Within the outer office, by the row
Of wooden chairs, one lying on its side,
On the discolored brown linoleum floor
Under a GI blanket was the lost
Unmoving shape; uncovered, from a fold,
A dirty foot half out of a dirty shoe,
Once white, heel bent, the sole worn through, the skin
Bruised red and calloused, uncut toenails curved
And veined like an old ivory. No one spoke.
Police stood at attention by a stretcher.
After an empty moment, suddenly
Bent over as if taken by a cramp,
I sobbed out loud and, on my uniform,
Vomited up my lunch—over the tie,
The polished buttons and insignia,
The little strips of color and the green
Eisenhower jacket with its Eagle patch,
The taut pants in a crease, the glistening jump-boots—
Vomiting and still sobbing, like a child
Awakened in the night, and sick. Wegner and Hans
Held me, murmuring, “Ach, dear sir, the war
Is over and not over, such things happen.”
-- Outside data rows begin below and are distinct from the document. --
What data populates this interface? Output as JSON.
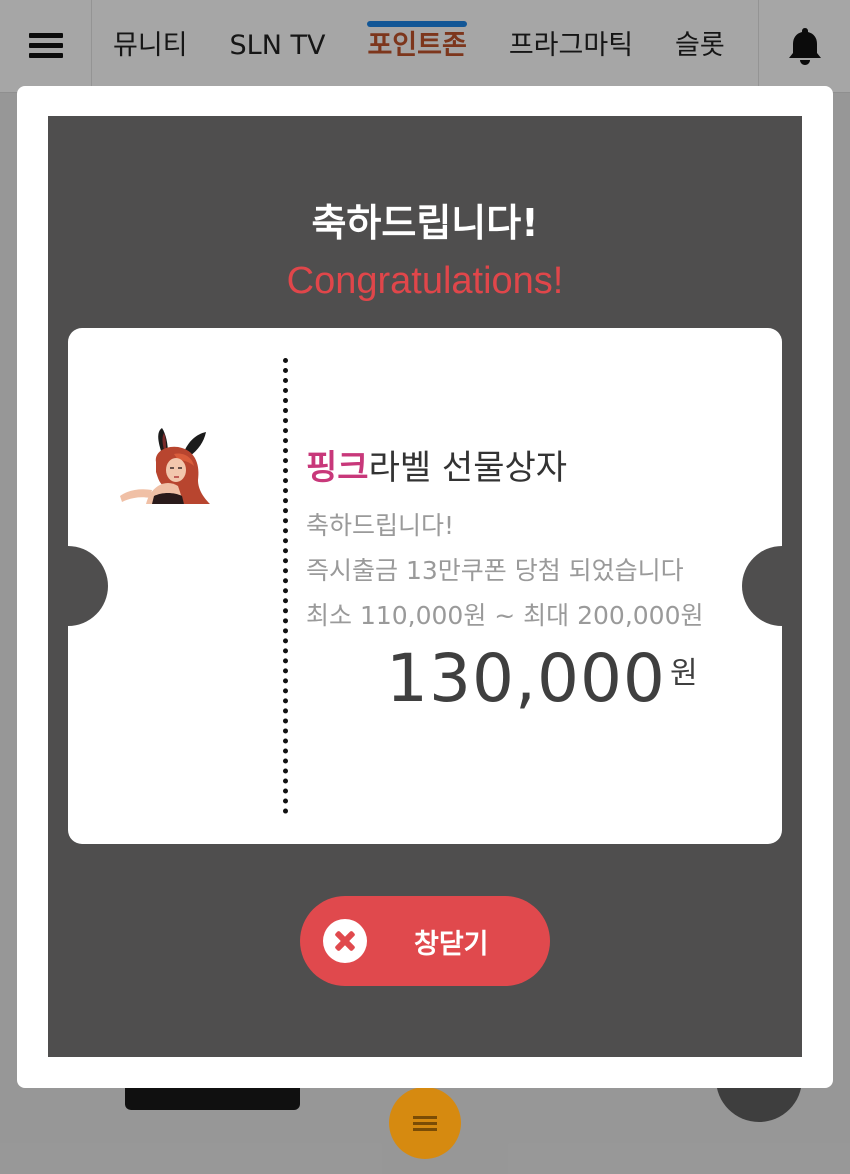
{
  "nav": {
    "tabs": [
      {
        "label": "뮤니티"
      },
      {
        "label": "SLN TV"
      },
      {
        "label": "포인트존"
      },
      {
        "label": "프라그마틱"
      },
      {
        "label": "슬롯"
      }
    ],
    "active_tab": "포인트존",
    "menu_icon": "hamburger-menu-icon",
    "bell_icon": "bell-icon"
  },
  "modal": {
    "title_ko": "축하드립니다!",
    "title_en": "Congratulations!",
    "ticket": {
      "prize_brand": "핑크",
      "prize_name": "라벨 선물상자",
      "line1": "축하드립니다!",
      "line2": "즉시출금 13만쿠폰 당첨 되었습니다",
      "line3": "최소 110,000원 ~ 최대 200,000원",
      "amount": "130,000",
      "amount_unit": "원"
    },
    "close_label": "창닫기"
  },
  "colors": {
    "active_tab": "#c0532b",
    "active_indicator": "#1d84e6",
    "title_en": "#e0464a",
    "brand": "#c8387a",
    "close_button": "#e0494d",
    "modal_inner": "#4f4e4e"
  }
}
While no one else moved, Frau Schmidt brought a towel
To clean me off before Hans walked me back,
My arm across his shoulders and I retelling
The story of how, near Zell am See, we found,
Hung from a tree in leaf, the final sack
Of bones, in rotted Wehrmacht green. In the house
An SS lord had furnished for his mistress—
Deep sofas, Persian rugs, and velvet drapes—
Frau König took my clothes. In my own room,
Wearing the Gucci robe Bouchard had taken
From a fine house before we got to Ulm,
Instead of lying down to rest, I studied
The book I read for German with Frau Schmidt,
Goethe’s Italian Journey. Through the window,
The Watchman’s upper slopes were shadows, green
And purple with the afternoon, its snows
Melting, its double peaks the victory sign.